John shuffled off to quickly deposit the forgotten hot water in the pot, as she rounded the doorframe, entering with a silver tray packed to the brim with modest plates, dainty pots and the appropriate cutlery.
"Here we go," she cooed, placing the whole thing matter of factly on top of the massive tiled three deep stacks of books spread out evenly across the coffee table. "Feels like an age since we did this. Must do it more often. You look like you need feeding up, Sherlock, anyone'd think you'd been living on the streets."
Mrs Hudson sat in the armchair, as composed as she was generally inclined to be and chattering onwards, conversation skipping to the goings on of the two men habituating several doors down. John occupied the spaces in the dialogue with suitable 'Oh really's, 'That's nice' and other short niceties, designed to cover up the fact he was as he spoke agitating the brew into existence with a spoon.
Finally done, John presented the teapot with mittened hands. Finding the table, and expected heatproof mat that he tended to misappropriate from the bunsen burner setup, fully occupied John settled the pot on the floor as his relegated choice, punctuating his decision with a well read copy of Treasure Island slipped underneath it.
Sherlock weighed up the prudence of protesting sharply and/or damning the tea, saving the book from damage with a swift move.
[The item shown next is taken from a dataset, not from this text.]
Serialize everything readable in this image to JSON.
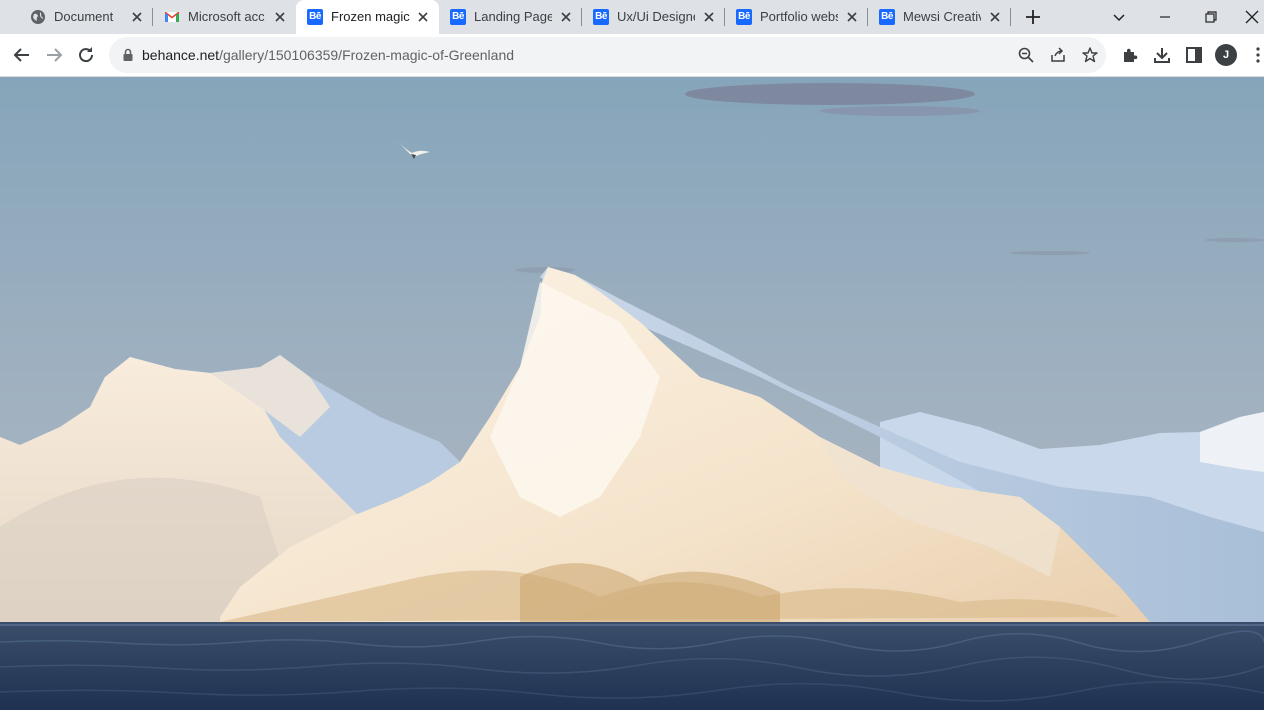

Expediency would be key, indecision meant the moment came and went without any more ruin than a slight scorch on the thick cover and damp corners, able to age into characterful watermarks. No one corrected that it had been an age and he didn't point out he had in fact spent months working mostly inside the homeless network.
For all the inane topics that escaped Mrs Hudson's lips, a lot went unsaid at 221B. Which made it mostly a slice of a day like any other. Gossip he could see coming a mile away and baked goods being forced on them. Boring. Predictable. Safe. A dose of what they needed.